Wechselhaftes Wochenendwetter
Wechselhaftes Wochenendwetter
Derzeit überschlagen sich die Wetterseiten mit Meldungen über Gewitter und Unwetter ab Morgen Nachmittag. Da ich fast ausschließlich dem Deutschen Wetterdienst (DWD) und dem Norwegischen Meteorologischen Institut vertraue, warte ich immer bis beide Quellen markantes Wetter vorhersagen. Jetzt ist es wieder so weit. Morgen startet ein unbeständiges Wochenende mit schwülwarmen Wetter und heftigen Gewittern.
Kurzfristige synoptische Übersicht
Unwetterpotenzial
Synoptische Entwicklung bis Sonntag 12 UTC
Aktuell … reicht ein nach Osten gerichteter Trog eines Höhentiefs über dem Ostatlantik bis nach Mitteleuropa. Zwischen einem weiteren Cut-Off-Tief über Osteuropa und dem atlantischen Tief wölbt sich ein Höhenrücken über dem Mittelmeer, Italien bis nach Süddeutschland auf. Die Nordhälfte Deutschlands wird in der Höhe von einem nordostwärts ziehenden Kurzwellentrog beeinflusst, der ein IPV-Maximum über Nordosttschechien aufweist. In seinem Einflussbereich haben sich dichtere Cu-Felder gebildet.
Im Bodendruckfeld sind weite Teile Deutschlands schwach zyklonal geprägt. Es lässt sich nur ein schwacher Gradient ausmachen. Auffälligste Struktur ist eine Konvergenz im Nordosten Deutschlands, die nun zunehmend unter das Hebungsfeld des Kurzwellentroges kommt. Dadurch setzt dort etwas Labilisierung ein. Die dadurch von den Modellen simulierten Schauer und Gewitter wurden jedoch nicht ausgelöst.
Im Süden fließt allmählich feuchtere und labilere Luft ein.

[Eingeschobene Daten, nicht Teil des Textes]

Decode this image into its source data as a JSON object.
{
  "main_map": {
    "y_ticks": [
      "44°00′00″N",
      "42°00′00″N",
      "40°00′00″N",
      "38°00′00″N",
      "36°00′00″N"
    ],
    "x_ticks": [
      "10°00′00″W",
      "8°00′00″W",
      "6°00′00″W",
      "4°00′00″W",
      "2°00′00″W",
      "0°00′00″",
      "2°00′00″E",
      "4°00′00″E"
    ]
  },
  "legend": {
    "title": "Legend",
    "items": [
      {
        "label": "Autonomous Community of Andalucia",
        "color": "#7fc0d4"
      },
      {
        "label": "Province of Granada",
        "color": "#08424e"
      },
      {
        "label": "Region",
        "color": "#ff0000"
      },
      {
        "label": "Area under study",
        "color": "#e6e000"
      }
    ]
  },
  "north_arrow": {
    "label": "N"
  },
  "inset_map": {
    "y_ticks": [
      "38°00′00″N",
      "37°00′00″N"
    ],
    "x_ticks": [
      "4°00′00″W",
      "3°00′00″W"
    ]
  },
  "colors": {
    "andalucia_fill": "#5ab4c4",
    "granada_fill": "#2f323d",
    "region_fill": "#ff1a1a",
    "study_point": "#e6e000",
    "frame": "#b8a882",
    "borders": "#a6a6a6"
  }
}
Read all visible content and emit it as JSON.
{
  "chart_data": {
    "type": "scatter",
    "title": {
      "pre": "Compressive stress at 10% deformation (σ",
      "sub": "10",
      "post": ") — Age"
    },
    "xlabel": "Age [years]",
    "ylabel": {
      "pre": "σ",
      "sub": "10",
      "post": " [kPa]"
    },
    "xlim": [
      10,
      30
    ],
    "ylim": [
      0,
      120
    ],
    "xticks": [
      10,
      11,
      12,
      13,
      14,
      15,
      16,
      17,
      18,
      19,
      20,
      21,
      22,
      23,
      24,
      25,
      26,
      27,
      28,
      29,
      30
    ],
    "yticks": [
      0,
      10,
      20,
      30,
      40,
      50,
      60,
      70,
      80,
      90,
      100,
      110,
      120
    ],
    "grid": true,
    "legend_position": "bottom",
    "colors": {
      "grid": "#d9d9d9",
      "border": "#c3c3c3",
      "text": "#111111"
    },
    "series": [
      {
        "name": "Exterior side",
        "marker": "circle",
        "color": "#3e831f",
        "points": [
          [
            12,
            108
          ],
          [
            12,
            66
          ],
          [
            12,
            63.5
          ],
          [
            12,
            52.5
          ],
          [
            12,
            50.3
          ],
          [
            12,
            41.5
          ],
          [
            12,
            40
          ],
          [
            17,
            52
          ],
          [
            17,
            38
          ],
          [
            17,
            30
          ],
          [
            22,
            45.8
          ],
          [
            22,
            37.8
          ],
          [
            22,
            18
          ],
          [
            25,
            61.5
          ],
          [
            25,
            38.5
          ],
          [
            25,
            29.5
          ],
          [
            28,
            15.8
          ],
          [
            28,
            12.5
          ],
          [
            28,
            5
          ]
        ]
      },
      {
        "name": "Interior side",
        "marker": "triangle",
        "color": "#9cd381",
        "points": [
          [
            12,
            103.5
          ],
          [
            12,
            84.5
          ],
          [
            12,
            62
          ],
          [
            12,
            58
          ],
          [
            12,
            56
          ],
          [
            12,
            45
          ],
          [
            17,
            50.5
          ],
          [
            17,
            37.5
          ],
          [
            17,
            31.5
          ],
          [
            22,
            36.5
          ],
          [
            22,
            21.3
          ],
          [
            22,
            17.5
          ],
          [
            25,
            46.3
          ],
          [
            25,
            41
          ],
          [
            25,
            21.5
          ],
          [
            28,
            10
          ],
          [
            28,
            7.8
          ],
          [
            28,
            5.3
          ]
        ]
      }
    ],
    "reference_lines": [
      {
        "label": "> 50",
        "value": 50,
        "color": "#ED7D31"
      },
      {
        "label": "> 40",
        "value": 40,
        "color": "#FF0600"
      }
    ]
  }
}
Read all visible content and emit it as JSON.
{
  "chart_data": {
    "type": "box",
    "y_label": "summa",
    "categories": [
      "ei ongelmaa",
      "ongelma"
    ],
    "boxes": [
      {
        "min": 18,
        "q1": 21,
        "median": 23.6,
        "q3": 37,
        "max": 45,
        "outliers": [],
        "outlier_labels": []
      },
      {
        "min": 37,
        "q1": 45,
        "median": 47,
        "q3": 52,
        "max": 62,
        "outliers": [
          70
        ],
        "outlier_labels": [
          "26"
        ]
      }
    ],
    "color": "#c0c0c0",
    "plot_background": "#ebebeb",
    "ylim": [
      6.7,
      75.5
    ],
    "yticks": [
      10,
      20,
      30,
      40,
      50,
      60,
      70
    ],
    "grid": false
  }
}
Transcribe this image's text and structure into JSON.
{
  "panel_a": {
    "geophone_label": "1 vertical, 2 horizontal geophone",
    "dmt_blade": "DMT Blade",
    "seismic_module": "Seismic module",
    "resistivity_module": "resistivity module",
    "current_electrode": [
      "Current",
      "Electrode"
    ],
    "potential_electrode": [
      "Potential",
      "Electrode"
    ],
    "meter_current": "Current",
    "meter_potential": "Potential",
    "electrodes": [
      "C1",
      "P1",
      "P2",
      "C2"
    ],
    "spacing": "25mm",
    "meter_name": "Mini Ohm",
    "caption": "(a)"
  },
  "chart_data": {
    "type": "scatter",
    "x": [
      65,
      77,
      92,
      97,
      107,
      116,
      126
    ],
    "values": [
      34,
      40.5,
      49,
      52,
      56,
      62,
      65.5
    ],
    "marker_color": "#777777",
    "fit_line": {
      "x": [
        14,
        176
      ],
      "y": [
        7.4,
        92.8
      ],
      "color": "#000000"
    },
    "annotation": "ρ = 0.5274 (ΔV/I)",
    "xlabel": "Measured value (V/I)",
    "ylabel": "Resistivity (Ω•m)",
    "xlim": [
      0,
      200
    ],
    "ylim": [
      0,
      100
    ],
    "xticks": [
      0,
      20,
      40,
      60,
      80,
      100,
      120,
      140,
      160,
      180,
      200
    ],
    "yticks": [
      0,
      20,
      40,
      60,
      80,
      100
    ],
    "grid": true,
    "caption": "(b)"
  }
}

Die 1200-UTC- Soundings zeigen ML-CAPE-Werten um 300 J/kg. Einige Gewitter wurden orografisch ausgelöst. Bei PW-Werten von 25 – 30 mm und nur schwacher Verlagerung ist lokal Starkregen möglich. Weitere schwache Gewitter greifen von Frankreich auf das Saarland und RLP über.
In der Nacht zum Freitag lässt die Gewitterneigung rasch nach. Allerdings zieht von Frankreich kommend ein Regengebiet auf, das zu einer Warmfront gehört, die in der Höhe von einem Kurzwellentrog gestützt wird. Am Morgen überdeckt dieses Regengebiet Teile NRWs, das Saarland, Rheinland-Pfalz und Osthessen. Die Niederschläge sind vorwiegend an dessen Südrand konvektiv durchsetzt. So kann es lokal zu Starkregen mit über 20 mm / 3 Stunden kommen. C-DE-EPS gibt dafür in den letzten Läufen schwache Signale mit Wahrscheinlichkeiten von 10 – 30 %.
Freitag … am Vormittag zieht die Warmfront mit dem zugehörigen Kurzwellentrog über die Mitte Deutschlands. Bezüglich der Zugbahn des zugehörigen Niederschlagsgebietes gibt es noch einige Unsicherheiten. Die meisten Modelle rechnen den Niederschlagsschwerpunkt am Mittag zwischen Thüringer Wald und Harz.
Südlich der Warmfront fließt von Südwesten her bodennah sehr feuchte und labile Luft ein. Am Alpenrand steigt die 850-hPa-Temperatur bis 15 Grad. Zusätzlicher Feuchteeintrag liefert das abziehende Regengebiet an der Warmfront. Des Weiteren soll die Wolkendecke langsam auflockern. Die hoch aufgelösten Modelle simulieren zwischen Alb und der Mittelgebirgsschwelle etwa 700 – 1200 J/kg ML-CAPE. Diese Region liegt am Nordrand eines schwachen Windmaximums in mittleren Höhen. Die DLS beträgt etwa 15 bis 20 m/s. Über dem Süden Deutschlands wird ein schwach konvergentes Bodenwindfeld simuliert, sodass der Bodenwind südlich der Warmfront in den meisten Modellen aus östlichen Richtungen berechnet wird. Dies führt zu einem Anstieg der SRH in einem Streifen von RLP über Südhessen, nördliches BaWü bis nach Franken. WRF berechnet hier eine SRH von etwa 200 m^2/s^2.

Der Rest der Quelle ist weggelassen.